Barry Quote #1310

Quote from Barry in Horse Play

Barry: Found a letter for you, Adam. It was wedged in the pages of my Us Weekly. There's an article about the guy inside Chewbacca.
Murray: Damn it, will you just give him the obviously tragic news?
Barry: Okay, but it's thin.
Adam: I'm on the wait list.
Beverly: It's not a total rejection. Remember when we went to Benihana for Erica's birthday and we got on the wait list? We ultimately got in.
Adam: At 9:45. Dad fell asleep and burnt his forehead on the grill table.
Barry: And they were out of hibachi butter garlic shrimp. All they had was hibachi butter sea salt shrimp. Why even call yourself a place of business?


 ‘Horse Play’ Quotes

Quote from Murray

Brea: Wait, yours says "Beverly Goldberg."
Murray: Ah, that's probably just a typo. Whoo-hoo! We did it, Bevy! They're in college! Now they're society's problem.
Adam: I'm supposed to go to NYU as her?
Murray: Oh, look at Mr. Big Pants here. Too good to go to college as his mom.
Adam: How would that even work?
Murray: We'll Tootsie you. Bevy, get me a sparkling red dress, some curlers, and a bucket of makeup.

Quote from Beverly

Adam: I need answers. Why does NYU think I'm you?
Beverly: Surprise! I applied to NYU and got in. Yay! Dreams do come true.
Adam: Do they? Do they?!
Beverly: I mean, did I want to spend the next four years with my baby as his best friend/study buddy? Of course I did. Did I think it would actually happen?

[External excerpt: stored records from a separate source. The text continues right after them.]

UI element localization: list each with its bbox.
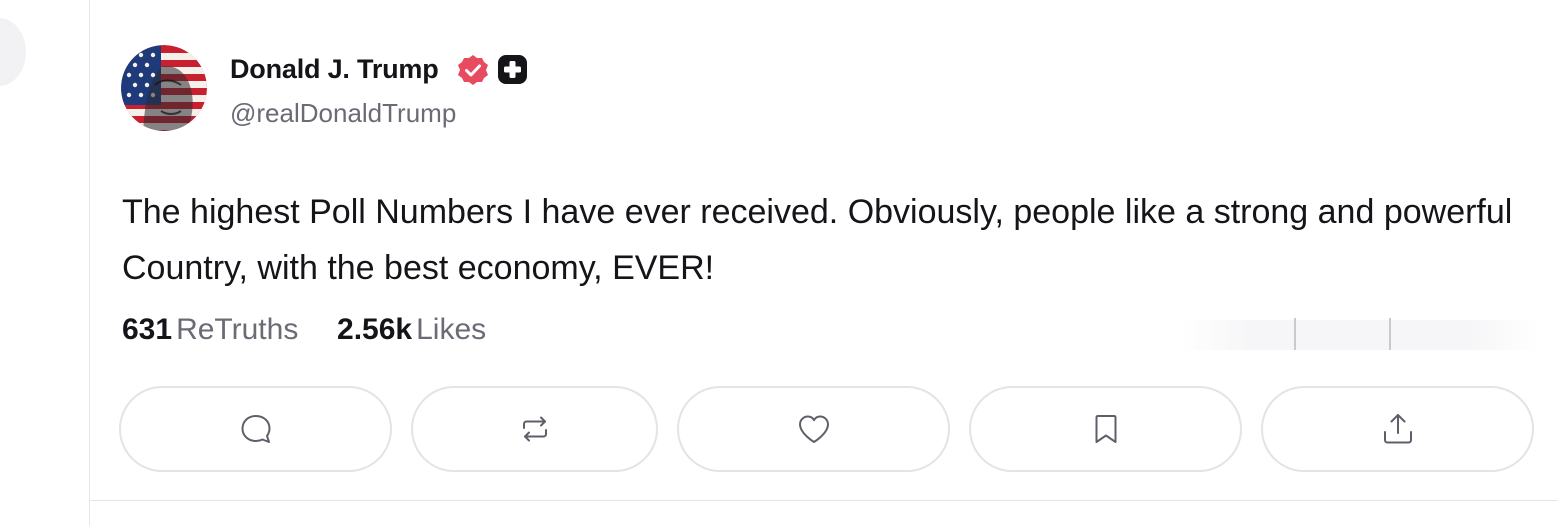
comment-icon [241,415,270,443]
post-page: Donald J. Trump @realDonaldTrump The hig… [0,0,1558,526]
likes-count: 2.56k [337,313,413,346]
faint-mark [1294,318,1296,350]
faded-overlay [1180,320,1540,350]
retruths-count: 631 [122,313,173,346]
display-name[interactable]: Donald J. Trump [230,54,439,85]
retruths-stat[interactable]: 631 ReTruths [122,313,307,346]
column-divider [89,0,90,526]
like-button[interactable] [677,386,950,472]
bookmark-button[interactable] [969,386,1242,472]
share-icon [1383,414,1412,444]
retruth-button[interactable] [411,386,658,472]
user-handle[interactable]: @realDonaldTrump [230,98,456,129]
likes-label: Likes [416,313,487,346]
share-button[interactable] [1261,386,1534,472]
post-stats: 631 ReTruths 2.56k Likes [122,313,486,347]
reply-button[interactable] [119,386,392,472]
likes-stat[interactable]: 2.56k Likes [337,313,486,346]
retruths-label: ReTruths [176,313,299,346]
verified-check-icon [458,55,488,85]
row-divider [89,500,1558,501]
bookmark-icon [1095,415,1116,443]
heart-icon [798,415,829,443]
faint-mark [1389,318,1391,350]
repost-icon [522,416,547,442]
avatar[interactable] [121,45,207,131]
post-text: The highest Poll Numbers I have ever rec… [122,193,1513,287]
plus-badge-icon [498,55,527,84]
side-nav-circle[interactable] [0,18,26,86]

Of course, again.
Murray: And you thought this was a good idea?
Beverly: What I was thinking is that he shouldn't go to his dream school without his dream girl.
Brea: I'm gonna go.
Adam: Run. I would, too, if I didn't have exercise-related asthma.
Beverly: See you around the student union, fellow Bobcat. Roar!

Quote from Geoff

Erica: Not only am I wrongly blamed for putting your father's porcelain horses in unspeakable positions, but worse, you thought I did it.
Geoff: Well, in my defense, I actually kind of liked that you did it.
Erica: What are you saying right now?
Geoff: I'm saying I like bad girls. Like Olivia Newton-John in Grease, when she was pretending to be someone she wasn't. Ooh-la-la.
Erica: Oh, my God. You don't even know what a bad girl is.